Ghost Bears: Exploring The Biodiversity Crisis

Front Cover
Island Press, 1992 - Nature - 294 pages
Across the country and around the world, species that once flourished are now seldom seen. The impact of humans on organisms, ecosystems, and the biosphere has reached crisis proportions, but often this crisis is viewed in terms of a single species - the spotted owl, the snail darter - that is being threatened by a specific human action - logging, building. Rarely are the essential links between human values, actions, and management goals that create this tragedy ever examined. In Ghost Bears, R. Edward Grumbine looks at the wide-ranging implications of this crisis and explains why our species-centered approach will ultimately fail to protect ecosystems and diversity.

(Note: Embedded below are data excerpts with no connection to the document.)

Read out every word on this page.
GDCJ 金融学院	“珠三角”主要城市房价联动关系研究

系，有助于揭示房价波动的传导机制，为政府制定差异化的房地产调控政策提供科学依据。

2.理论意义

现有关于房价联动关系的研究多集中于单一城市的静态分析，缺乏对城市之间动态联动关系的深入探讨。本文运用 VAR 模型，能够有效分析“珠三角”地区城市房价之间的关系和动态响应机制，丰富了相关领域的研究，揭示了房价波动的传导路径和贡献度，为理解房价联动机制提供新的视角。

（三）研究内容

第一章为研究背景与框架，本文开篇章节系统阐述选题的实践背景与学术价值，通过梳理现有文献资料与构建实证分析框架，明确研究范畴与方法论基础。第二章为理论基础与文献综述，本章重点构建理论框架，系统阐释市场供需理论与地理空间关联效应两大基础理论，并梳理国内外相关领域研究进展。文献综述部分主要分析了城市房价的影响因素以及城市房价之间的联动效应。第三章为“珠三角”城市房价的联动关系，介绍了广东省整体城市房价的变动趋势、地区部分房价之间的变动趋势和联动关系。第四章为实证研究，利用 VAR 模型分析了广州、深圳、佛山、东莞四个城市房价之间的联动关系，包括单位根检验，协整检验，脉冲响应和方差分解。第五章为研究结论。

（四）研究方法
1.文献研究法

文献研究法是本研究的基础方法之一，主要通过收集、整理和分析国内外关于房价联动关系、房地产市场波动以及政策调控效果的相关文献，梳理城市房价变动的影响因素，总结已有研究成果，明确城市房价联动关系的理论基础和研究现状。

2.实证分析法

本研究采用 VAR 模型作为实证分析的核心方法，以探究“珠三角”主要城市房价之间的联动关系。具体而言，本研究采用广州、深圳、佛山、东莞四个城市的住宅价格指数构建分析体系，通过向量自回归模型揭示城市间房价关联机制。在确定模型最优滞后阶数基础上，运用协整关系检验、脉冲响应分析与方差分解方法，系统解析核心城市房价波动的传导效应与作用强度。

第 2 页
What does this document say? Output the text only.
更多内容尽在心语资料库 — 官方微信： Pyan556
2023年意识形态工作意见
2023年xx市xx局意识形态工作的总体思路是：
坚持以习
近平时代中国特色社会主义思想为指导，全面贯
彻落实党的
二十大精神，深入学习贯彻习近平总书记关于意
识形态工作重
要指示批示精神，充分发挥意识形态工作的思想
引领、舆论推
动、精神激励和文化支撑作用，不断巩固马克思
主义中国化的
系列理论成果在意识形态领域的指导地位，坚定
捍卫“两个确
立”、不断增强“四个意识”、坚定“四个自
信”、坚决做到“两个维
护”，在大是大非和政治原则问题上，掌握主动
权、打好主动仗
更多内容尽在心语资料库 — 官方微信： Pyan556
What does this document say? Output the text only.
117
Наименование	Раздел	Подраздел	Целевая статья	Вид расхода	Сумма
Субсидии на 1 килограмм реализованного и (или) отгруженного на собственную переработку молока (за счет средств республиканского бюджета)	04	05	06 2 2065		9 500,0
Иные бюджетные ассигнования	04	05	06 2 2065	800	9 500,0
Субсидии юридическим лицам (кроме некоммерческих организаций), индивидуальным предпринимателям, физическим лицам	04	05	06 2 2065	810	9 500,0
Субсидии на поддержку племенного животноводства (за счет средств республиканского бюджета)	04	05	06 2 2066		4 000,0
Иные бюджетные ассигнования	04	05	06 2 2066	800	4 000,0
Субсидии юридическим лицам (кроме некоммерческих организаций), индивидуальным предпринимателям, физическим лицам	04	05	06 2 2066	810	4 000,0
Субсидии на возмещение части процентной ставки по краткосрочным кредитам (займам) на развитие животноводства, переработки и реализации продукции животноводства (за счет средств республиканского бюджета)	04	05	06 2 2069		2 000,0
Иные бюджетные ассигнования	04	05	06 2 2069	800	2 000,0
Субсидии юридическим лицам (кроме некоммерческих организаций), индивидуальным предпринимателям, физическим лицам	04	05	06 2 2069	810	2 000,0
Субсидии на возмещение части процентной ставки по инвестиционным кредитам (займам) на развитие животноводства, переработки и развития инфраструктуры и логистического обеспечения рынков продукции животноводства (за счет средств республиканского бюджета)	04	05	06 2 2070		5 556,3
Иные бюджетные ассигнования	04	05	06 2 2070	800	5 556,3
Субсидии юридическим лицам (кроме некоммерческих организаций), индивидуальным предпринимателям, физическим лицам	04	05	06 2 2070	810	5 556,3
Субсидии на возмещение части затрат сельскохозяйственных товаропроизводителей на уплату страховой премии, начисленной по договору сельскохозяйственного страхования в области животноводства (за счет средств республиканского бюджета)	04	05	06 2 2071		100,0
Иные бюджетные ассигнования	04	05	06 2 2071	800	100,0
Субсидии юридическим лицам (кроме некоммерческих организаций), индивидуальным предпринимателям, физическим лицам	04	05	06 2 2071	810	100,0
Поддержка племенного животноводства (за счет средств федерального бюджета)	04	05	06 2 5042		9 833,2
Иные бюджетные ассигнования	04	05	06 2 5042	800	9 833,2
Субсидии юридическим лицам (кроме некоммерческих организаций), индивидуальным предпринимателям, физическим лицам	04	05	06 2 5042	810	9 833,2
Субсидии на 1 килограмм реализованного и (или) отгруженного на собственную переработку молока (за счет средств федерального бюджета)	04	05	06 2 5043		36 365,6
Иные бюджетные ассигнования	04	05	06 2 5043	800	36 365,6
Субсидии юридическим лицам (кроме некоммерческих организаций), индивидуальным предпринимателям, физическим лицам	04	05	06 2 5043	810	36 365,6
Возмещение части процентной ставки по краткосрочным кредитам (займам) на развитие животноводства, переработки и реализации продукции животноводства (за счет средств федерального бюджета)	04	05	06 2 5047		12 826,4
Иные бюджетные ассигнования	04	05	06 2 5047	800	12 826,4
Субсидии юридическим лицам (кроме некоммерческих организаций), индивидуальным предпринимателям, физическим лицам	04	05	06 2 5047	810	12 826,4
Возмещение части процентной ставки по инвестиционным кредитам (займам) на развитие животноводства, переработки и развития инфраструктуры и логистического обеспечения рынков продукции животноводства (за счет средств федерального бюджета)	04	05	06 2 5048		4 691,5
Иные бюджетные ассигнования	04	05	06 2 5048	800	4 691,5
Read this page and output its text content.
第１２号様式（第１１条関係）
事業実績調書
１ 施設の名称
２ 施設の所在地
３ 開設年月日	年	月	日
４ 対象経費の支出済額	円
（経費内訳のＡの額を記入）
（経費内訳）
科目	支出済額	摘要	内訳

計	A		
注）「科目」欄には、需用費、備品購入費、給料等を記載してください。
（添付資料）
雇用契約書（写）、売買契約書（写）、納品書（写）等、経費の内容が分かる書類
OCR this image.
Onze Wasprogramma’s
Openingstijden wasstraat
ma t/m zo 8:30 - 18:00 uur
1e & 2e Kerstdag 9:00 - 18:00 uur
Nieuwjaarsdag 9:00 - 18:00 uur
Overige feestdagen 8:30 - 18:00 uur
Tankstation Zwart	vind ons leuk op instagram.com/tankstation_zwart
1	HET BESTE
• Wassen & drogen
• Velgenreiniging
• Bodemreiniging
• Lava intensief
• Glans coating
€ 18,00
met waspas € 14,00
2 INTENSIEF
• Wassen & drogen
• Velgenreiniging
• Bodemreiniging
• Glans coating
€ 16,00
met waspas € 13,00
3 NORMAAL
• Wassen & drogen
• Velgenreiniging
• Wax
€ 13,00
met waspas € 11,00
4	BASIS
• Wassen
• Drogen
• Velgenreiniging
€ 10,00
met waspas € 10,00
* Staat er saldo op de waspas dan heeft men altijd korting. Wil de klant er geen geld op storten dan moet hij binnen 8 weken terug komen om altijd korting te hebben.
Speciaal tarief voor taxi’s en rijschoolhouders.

Using the fate of the endangered grizzly bear - the "ghost bear" - to explore the causes and effects of species loss and habitat destruction, Grumbine presents a clear assessment of the biodiversity crisis and introduces the new science of conservation biology. While conservation biology may eventually provide theories and tools for solutions to this crisis, until now its philosophical and conceptual framework has remained inaccessible to the general public. Grumbine explains this science in understandable terms and in the process, describes the connections between conservation biology, environmental laws, land management practices, and environmental values that must be understood if the environmental destruction we are wreaking is to be brought under control.

About the author (1992)

R. Edward Grumbine has been involved in integrating conservation science into resource management planning and policy since the 1980s. Currently on leave from Prescott College in Arizona, he is serving as a senior international scientist at the Kunming Institute of Botany, Chinese Academy of Sciences, Yunnan Province. His current work includes dam development impacts in the Mekong River, hydropower issues in the India Himalaya, and defining environmental security on China's western borders. He is the author of numerous academic papers and several books, including Where the Dragon Meets the Angry River: Nature and Power in the People's Republic of China, Ghost Bears: Exploring the Biodiversity Crisis, and editor of Environmental Policy and Biodiversity.